The plate curve can be its natural (uncalibrated state). For example. With "X" CtP device and plate combination 50% in the file becomes 45% on the plate and 25% in the file becomes 32% on the plate. The plate has an inherent curve that is not linear.
A press curve could be used in order, for example, to make my 20 micron FM (which has a high dot gain) tonally match my 133 lpi AM which has a low dot gain. In that case I might want the requested 50% in the file to create a 35% dot on the plate in order to achieve a final tone of 68% in the presswork. I.e. both my FM and AM produce the same final tone on press from a given requested tone value.
So, the options are to:
1) First apply a linear "plate curve" so that requested tones in the file generate the same tone value on the plate. Then apply a "press curve" to create the needed tones on the plate to achieve the tone response I want on the press sheet. Note that if I need a linear plate in order to achieve my on press tone goals then the linearizing plate curve is also the press curve.
or
2) Accept the natural non-linear plate response and make that the base line. I would then only apply a press curve to the nonlinear (uncalibrated via plate curves) plate to achieve my on press tone objectives. The requirement is that the non-linear plate response is consistent. I.e. whenever I ask for a 50% tone I get a 45% on the plate.
best, gordon p
Thanks Gordon, I think I follow the steps.

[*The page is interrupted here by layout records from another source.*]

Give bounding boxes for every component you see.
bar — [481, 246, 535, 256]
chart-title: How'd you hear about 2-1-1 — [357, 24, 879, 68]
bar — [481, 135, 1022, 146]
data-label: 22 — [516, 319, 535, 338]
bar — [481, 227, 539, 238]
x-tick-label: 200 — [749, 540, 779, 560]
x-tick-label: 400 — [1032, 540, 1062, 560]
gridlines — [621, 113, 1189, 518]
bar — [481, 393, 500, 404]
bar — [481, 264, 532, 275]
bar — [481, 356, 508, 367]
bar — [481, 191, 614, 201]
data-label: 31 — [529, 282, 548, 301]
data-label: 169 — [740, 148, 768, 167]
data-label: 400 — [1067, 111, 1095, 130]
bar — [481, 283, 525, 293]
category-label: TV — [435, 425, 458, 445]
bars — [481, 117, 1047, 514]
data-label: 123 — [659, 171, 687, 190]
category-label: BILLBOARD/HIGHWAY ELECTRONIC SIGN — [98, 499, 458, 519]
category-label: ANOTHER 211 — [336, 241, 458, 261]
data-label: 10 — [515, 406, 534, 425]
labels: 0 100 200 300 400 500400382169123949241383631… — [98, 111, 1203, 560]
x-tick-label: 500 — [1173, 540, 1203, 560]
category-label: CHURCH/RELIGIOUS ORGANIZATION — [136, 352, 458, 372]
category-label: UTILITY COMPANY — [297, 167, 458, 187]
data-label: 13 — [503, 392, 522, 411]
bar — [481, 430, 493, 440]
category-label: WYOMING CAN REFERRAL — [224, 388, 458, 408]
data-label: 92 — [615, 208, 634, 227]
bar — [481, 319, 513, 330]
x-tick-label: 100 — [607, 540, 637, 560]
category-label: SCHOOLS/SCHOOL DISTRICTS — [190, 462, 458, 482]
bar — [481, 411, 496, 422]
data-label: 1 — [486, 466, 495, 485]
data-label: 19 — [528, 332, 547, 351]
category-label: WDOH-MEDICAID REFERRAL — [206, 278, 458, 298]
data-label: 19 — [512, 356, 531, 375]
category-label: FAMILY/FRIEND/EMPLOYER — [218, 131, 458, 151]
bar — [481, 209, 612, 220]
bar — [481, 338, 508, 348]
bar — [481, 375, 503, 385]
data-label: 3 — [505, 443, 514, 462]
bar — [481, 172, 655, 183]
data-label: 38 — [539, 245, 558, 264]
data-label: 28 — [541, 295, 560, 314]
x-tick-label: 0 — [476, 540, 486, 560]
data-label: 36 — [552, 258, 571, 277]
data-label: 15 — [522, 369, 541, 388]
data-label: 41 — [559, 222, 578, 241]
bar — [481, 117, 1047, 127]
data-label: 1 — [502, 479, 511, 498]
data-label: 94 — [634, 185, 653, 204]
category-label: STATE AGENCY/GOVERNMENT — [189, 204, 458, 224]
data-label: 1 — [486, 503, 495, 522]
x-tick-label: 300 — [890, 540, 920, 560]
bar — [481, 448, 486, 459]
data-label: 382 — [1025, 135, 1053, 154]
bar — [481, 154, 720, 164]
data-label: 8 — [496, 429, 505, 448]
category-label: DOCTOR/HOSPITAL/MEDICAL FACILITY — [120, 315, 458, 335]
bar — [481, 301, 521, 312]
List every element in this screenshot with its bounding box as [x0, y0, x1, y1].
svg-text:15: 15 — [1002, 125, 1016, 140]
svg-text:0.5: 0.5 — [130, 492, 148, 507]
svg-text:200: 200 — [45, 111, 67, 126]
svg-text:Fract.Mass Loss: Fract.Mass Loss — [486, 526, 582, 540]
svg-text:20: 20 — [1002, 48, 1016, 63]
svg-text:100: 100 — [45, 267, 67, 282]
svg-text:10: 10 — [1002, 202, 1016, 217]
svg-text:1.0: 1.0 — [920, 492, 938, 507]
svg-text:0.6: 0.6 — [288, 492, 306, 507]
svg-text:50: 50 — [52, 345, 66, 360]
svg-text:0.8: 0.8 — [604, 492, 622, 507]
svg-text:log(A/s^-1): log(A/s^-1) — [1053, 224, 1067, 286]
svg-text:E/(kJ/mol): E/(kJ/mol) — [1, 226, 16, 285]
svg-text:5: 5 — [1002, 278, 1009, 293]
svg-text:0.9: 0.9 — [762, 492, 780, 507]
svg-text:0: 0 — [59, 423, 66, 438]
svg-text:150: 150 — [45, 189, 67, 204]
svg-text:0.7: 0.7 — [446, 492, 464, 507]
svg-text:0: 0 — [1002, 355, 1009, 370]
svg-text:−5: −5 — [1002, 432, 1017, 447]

In option 2, if one put a control strip on the plate to be used to determine that the imaging of the plate is correct and this control strip was made of gray scale screens such as 5%, 10%, 20%.... 90%, 100%, would one expect that they measure as the non linear values of the plate curve?
A question about the curve. Is the curve above true for all angles and all rasters? Or would you have a series of plate curves, for each angle and each raster ay each resolution?
If the deviation is due to the problem of dots being digital as opposed to analogue then a "curve" would be a missrepresentation, a scatter graph would be more accurate, but ofcourse harder to apply. I guess what I am saying is that even if I can see that a perfect linearisation would perhapps be an advantage. The potential errors and the complexity of keeping all the variables without error and atune to the processs seem impractical.
So even if it is not a perfect bell curve, at least with the combination of plates and raster we use it is reasonable to consider the deviation from the bell curve negligible (ie less than the deviation by imperfect readings).